Algérie, 1913. Une carriole au crépuscule, tirée par deux petits chevaux, cahote sur une route caillouteuse. À son bord, un homme d’une trentaine d’années, sa femme enceinte, sur le point d’accoucher, et un enfant de quatre ans. Un Arabe tient les rênes de cet attelage parti de Bône, pour gagner un domaine agricole près d’un petit village, que l’homme doit prendre en gérance. Il s’est mis à pleuvoir ce soir-là. Arrivés dans une maison entourée de vignes, les douleurs de la femme reprennent. Le père file à cheval pour chercher le docteur sous la pluie battante. À son retour, une femme arabe tient l’enfant dans ses bras : « Plus besoin de vous, docteur. Ça s’est fait tout seul ».
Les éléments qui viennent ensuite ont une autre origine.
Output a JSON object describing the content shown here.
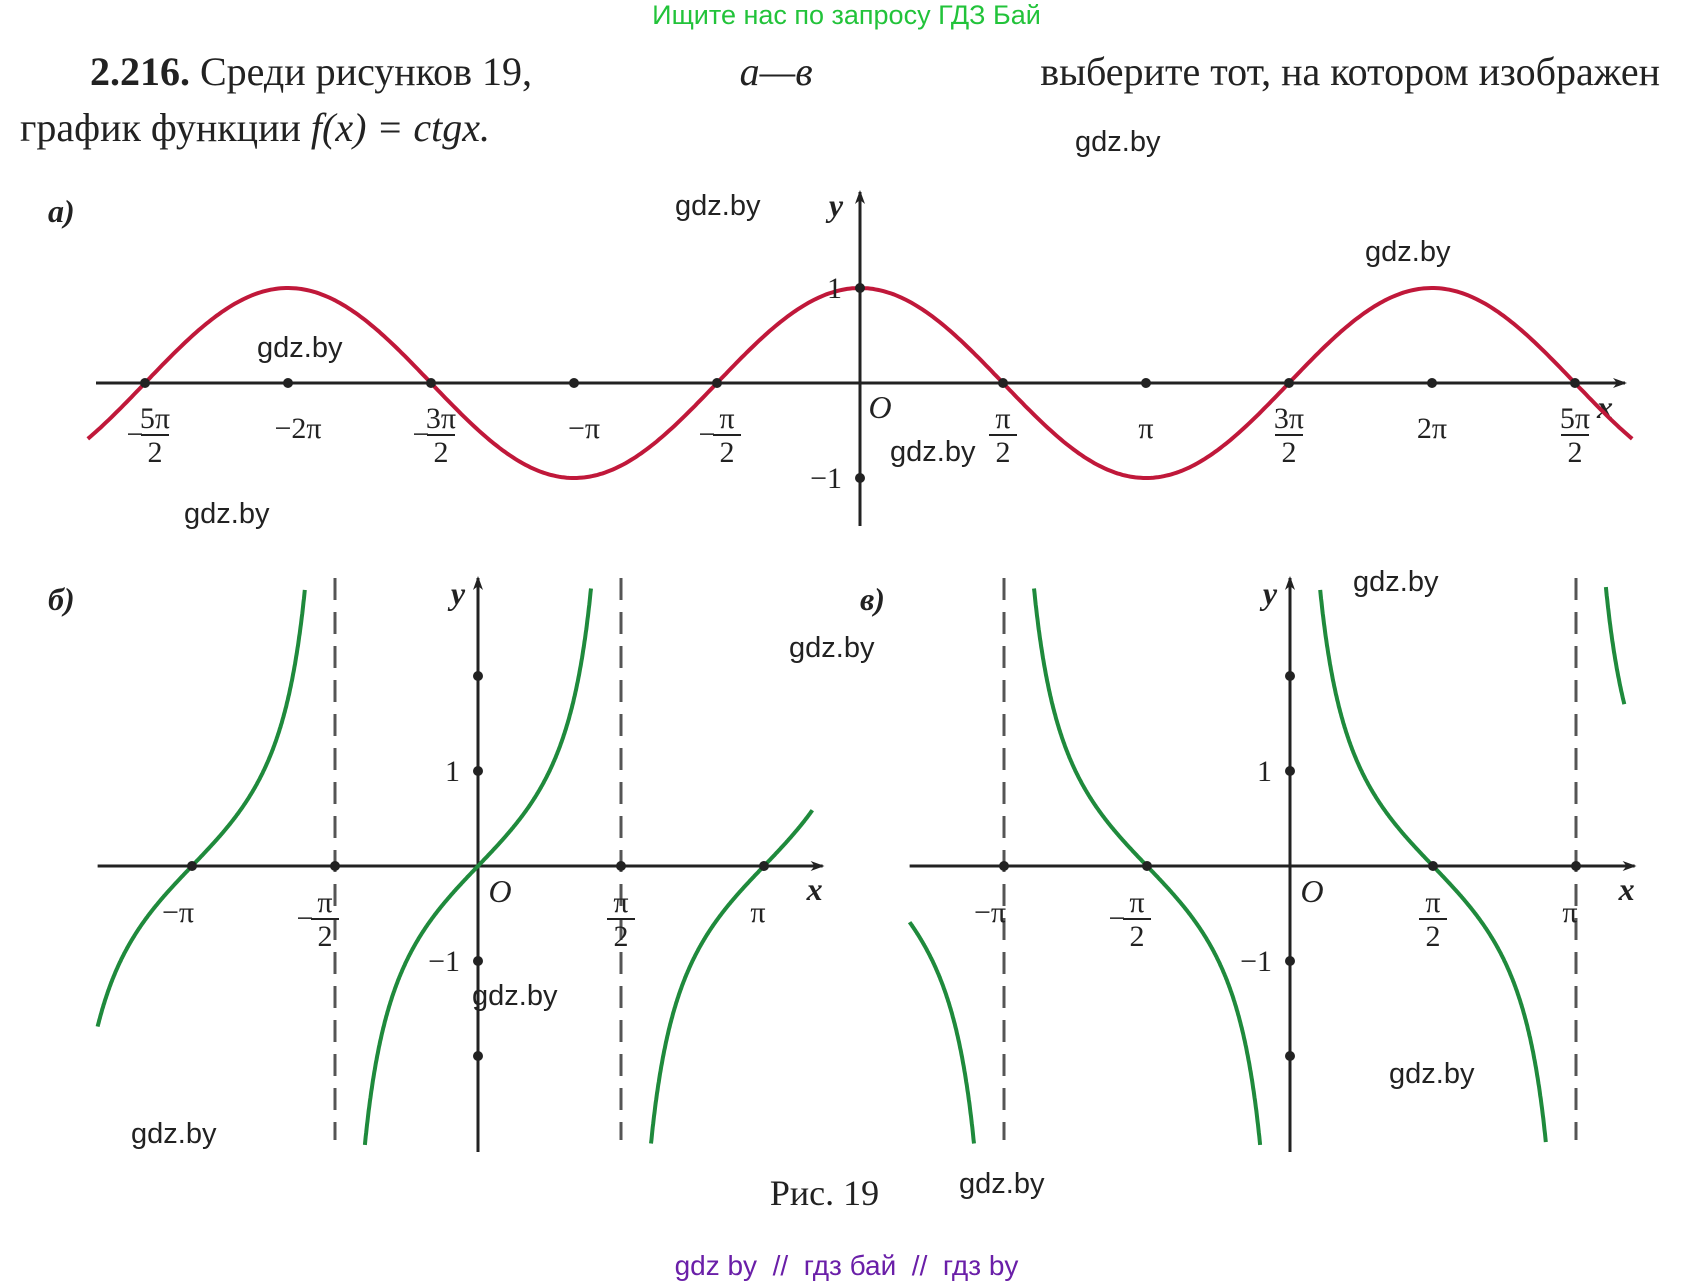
{
  "banner": "Ищите нас по запросу ГДЗ Бай",
  "problem": {
    "number": "2.216.",
    "line1_a": "Среди рисунков 19,",
    "line1_b": "а—в",
    "line1_c": "выберите тот, на котором изображен",
    "line2_a": "график функции",
    "line2_b": "f(x) = ctgx."
  },
  "watermark": "gdz.by",
  "caption": "Рис. 19",
  "footer": "gdz by  //  гдз бай  //  гдз by",
  "colors": {
    "curve_a": "#c0183a",
    "curve_bc": "#1f8a3c",
    "axis": "#222222",
    "asymptote": "#555555",
    "banner": "#22c33a",
    "footer": "#6a1fa8"
  },
  "chart_data": [
    {
      "panel": "а)",
      "type": "line",
      "function": "cos x",
      "xlabel": "x",
      "ylabel": "y",
      "origin_label": "O",
      "xlim": [
        -2.7,
        2.7
      ],
      "x_units": "π",
      "x_ticks": [
        {
          "value": -2.5,
          "label": "−5π/2"
        },
        {
          "value": -2,
          "label": "−2π"
        },
        {
          "value": -1.5,
          "label": "−3π/2"
        },
        {
          "value": -1,
          "label": "−π"
        },
        {
          "value": -0.5,
          "label": "−π/2"
        },
        {
          "value": 0.5,
          "label": "π/2"
        },
        {
          "value": 1,
          "label": "π"
        },
        {
          "value": 1.5,
          "label": "3π/2"
        },
        {
          "value": 2,
          "label": "2π"
        },
        {
          "value": 2.5,
          "label": "5π/2"
        }
      ],
      "y_ticks": [
        {
          "value": 1,
          "label": "1"
        },
        {
          "value": -1,
          "label": "−1"
        }
      ]
    },
    {
      "panel": "б)",
      "type": "line",
      "function": "tg x",
      "xlabel": "x",
      "ylabel": "y",
      "origin_label": "O",
      "xlim": [
        -1.33,
        1.17
      ],
      "x_units": "π",
      "x_ticks": [
        {
          "value": -1,
          "label": "−π"
        },
        {
          "value": -0.5,
          "label": "−π/2"
        },
        {
          "value": 0.5,
          "label": "π/2"
        },
        {
          "value": 1,
          "label": "π"
        }
      ],
      "y_ticks": [
        {
          "value": 1,
          "label": "1"
        },
        {
          "value": -1,
          "label": "−1"
        }
      ],
      "asymptotes": [
        -0.5,
        0.5
      ]
    },
    {
      "panel": "в)",
      "type": "line",
      "function": "ctg x",
      "xlabel": "x",
      "ylabel": "y",
      "origin_label": "O",
      "xlim": [
        -1.33,
        1.17
      ],
      "x_units": "π",
      "x_ticks": [
        {
          "value": -1,
          "label": "−π"
        },
        {
          "value": -0.5,
          "label": "−π/2"
        },
        {
          "value": 0.5,
          "label": "π/2"
        },
        {
          "value": 1,
          "label": "π"
        }
      ],
      "y_ticks": [
        {
          "value": 1,
          "label": "1"
        },
        {
          "value": -1,
          "label": "−1"
        }
      ],
      "asymptotes": [
        -1,
        1
      ]
    }
  ]
}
Camus l’Algérien (1913-1960) est né à Ouled Fayet, par une nuit pluvieuse, sous la garde d’Arabes musulmans : « Il [le père de Camus] sentait l’épaule du vieil Arabe et l’odeur de fumée qui se dégageait de ses vêtements, et la pluie qui tombait sur le sac au-dessus de leurs deux têtes. “C’est un garçon, dit-il sans regarder son compagnon. – Dieu soit loué, répondit l’Arabe, tu es un chef.” » Scène d’amitié entre un Arabe et un pied-noir imaginée tardivement par l’écrivain, à la recherche de son père, Lucien Camus (alias Henri Cormery) dans un brouillon posthume, Le Premier Homme. Le grand-père de ce dernier, Claude Camus, et son épouse Marie-Thérèse, sont arrivés à Ouled Fayet un peu après la première émigration de Français vers l’Algérie, suite à la révolution de 1848 [1]. Un pays ainsi nommé le 14 octobre 1839 pour désigner officiellement les « Possessions françaises du nord de l’Afrique », sur ordonnance de Virgile Schneider (1779-1847), militaire, polytechnicien et alors ministre de la Guerre. Mais Alger étant la capitale et la grande ville du pays, ce nom d’« Algérie » était déjà sans doute d’usage courant. On y comptait alors près de 100 000 colons à qui le gouvernement avait promis une maison et quelques hectares de terre, pour deux à trois millions d’autochtones [2]. Soixante-cinq ans plus tard, Albert Camus, Algérien de la quatrième génération, se vivait aussi indigène que les Arabes. La France n’était pas sa terre natale. Dans un monde hostile à la vérité, l’écrivain a payé pour avoir rappelé ce simple fait. L’épuration ethnique lors de l’indépendance de l’Algérie, en juillet 1962, expulsa du pays un million de « rapatriés » – pour la plupart des petites gens des villes et non pas des « gros colons » – laissant dix millions d’Arabes sous la dictature du FLN victorieux.
Lucien Camus meurt en 1914, lors de la bataille de la Marne, victime d’un shrapnel. Camus et son frère aîné, Lucien jr., sont élevés par cette femme au visage « doux et régulier, les cheveux de l’Espagnole bien ondés et noirs, un petit nez droit, un beau et chaud regard marron ». Une femme à l’air distrait, absent : une innocente.
Catherine Sintès, femme de ménage d’ascendance ibérique, illettrée et en partie sourde, est revenue vivre chez sa mère, une femme dure et au caractère dominateur, dans le quartier ouvrier de Belcourt. Elle ne quittera pratiquement jamais l’Algérie. Plus encore que sa pauvreté – certes moindre que celle des Arabes –, plus encore que sa poignante relation avec son instituteur Louis Germain, son autre père, qui se souvint quelque trente ans plus tard de son éclatant plaisir d’être en classe (lettre du 30 avril 1959) [3] , c’est de cette double ascendance algérienne et espagnole que naît Camus le naturien.